Eis os três sonetos de António Nobre:

Em certo Reino, à esquina do Planeta,
Onde nasceram meus Avós, meus Pais,
Há quatro lustres, viu a luz um poeta
Que melhor fora não a ver jamais.

Mal despontava para a vida inquieta,
Logo ao nascer, mataram-lhe os ideais,
À má-fé, numa traição abjecta,
Como os bandidos nas estradas reais!

E, embora eu seja descendente, um ramo
Dessa árvore de Heróis que, entre perigos
E guerras, se esforçaram pelo Ideal:

Nada me importas, País! seja meu Amo
O Carlos ou o Zé da T'resa... Amigos,
Que desgraça nascer em Portugal! (Coimbra, 1889)
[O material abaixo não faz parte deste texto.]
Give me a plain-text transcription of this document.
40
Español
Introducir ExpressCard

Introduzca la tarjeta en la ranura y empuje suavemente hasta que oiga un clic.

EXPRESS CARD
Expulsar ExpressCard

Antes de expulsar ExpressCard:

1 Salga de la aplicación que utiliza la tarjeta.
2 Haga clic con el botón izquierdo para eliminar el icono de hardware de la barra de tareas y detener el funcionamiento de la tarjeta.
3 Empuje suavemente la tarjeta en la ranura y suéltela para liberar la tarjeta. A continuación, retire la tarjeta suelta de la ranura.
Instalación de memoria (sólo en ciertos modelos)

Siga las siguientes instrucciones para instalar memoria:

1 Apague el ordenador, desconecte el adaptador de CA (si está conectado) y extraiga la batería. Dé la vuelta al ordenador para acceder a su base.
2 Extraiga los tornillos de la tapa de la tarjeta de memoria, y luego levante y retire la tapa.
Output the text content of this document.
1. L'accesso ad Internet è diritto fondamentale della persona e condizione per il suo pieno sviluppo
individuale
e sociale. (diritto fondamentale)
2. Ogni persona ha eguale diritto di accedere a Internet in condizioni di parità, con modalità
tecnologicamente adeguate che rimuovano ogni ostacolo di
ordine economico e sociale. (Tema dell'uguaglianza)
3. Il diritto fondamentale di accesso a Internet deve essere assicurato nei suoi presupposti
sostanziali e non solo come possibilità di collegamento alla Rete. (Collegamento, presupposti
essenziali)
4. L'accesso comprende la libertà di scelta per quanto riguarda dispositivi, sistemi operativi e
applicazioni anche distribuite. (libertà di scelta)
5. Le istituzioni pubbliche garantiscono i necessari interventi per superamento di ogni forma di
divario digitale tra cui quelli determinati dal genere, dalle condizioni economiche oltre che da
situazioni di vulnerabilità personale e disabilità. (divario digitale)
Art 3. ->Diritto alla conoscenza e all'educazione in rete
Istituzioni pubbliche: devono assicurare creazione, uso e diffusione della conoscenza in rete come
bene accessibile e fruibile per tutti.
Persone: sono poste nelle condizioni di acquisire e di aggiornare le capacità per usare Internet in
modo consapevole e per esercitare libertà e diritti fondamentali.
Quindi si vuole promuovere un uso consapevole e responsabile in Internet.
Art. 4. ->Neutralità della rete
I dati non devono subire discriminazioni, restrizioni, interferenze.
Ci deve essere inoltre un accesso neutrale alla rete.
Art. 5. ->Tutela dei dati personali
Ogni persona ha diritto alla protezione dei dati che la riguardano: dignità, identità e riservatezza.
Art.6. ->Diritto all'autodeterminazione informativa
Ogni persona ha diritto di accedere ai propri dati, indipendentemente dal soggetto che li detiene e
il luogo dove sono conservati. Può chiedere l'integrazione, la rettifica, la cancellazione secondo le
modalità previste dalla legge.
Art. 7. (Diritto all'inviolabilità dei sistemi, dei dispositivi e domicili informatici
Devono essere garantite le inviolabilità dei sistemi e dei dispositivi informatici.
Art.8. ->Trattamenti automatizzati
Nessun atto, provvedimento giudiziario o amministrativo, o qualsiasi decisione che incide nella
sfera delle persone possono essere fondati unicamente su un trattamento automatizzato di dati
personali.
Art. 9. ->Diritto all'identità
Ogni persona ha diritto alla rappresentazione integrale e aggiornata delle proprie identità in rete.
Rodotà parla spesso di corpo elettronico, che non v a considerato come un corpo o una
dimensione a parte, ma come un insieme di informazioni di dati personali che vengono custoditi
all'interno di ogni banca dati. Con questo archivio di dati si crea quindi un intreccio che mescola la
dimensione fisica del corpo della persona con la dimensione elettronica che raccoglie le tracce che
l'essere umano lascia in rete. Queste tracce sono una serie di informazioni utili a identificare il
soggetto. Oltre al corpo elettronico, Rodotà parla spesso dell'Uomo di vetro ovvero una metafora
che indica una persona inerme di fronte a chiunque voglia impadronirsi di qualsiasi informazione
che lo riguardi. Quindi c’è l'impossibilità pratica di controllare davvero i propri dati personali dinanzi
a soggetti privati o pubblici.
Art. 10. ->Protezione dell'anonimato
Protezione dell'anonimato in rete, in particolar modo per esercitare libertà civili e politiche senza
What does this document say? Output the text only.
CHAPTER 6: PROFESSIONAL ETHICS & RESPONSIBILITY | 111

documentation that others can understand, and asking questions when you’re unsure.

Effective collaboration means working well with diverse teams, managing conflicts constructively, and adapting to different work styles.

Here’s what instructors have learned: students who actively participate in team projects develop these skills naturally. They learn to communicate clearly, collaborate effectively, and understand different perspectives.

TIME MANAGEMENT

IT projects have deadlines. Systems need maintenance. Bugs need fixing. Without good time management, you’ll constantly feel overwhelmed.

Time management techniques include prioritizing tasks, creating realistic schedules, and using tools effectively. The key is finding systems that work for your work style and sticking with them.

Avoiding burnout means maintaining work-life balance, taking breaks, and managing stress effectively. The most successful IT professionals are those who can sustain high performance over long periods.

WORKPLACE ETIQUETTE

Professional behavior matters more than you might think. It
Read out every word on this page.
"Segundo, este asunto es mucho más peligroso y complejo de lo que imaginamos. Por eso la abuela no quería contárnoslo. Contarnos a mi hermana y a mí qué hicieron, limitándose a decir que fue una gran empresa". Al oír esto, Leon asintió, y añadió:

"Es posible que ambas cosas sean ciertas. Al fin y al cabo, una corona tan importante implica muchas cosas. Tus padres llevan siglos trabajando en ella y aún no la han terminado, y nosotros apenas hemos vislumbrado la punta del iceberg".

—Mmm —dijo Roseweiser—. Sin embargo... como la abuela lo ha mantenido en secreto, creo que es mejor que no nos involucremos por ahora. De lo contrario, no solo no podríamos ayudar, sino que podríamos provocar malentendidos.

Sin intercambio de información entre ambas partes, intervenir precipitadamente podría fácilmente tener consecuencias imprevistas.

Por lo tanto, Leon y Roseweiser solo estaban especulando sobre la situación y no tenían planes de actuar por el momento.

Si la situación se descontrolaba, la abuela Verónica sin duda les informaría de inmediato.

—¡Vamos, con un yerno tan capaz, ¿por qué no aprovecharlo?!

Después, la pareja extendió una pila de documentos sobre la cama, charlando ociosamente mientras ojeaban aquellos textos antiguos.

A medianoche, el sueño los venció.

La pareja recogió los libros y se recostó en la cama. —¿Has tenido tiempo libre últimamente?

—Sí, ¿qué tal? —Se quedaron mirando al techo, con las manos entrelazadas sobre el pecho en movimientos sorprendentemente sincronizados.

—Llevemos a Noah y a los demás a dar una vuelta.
Longe de ti, na cela do meu quarto,
Meu corpo cheio de agoirentas fezes,
Sinto que rezas do Outro-Mundo, harto,
Pelo teu filho. Minha mãe, não rezes!

Para falar, assim, vê tu! já farto,
Para me ouvires blasfemar, às vezes,
Sofres por mim as dores cruéis do parto
E trazes-me no ventre nove meses!

Nunca me houvesses dado à luz, Senhora!
Nunca eu mamasse o leite aureolado
Que me fez homem, mágica bebida!

Fora melhor não ter nascido, fora,
Do que andar, como eu ando, degredado
Por esta Costa d'África da Vida. (Coimbra, 1889)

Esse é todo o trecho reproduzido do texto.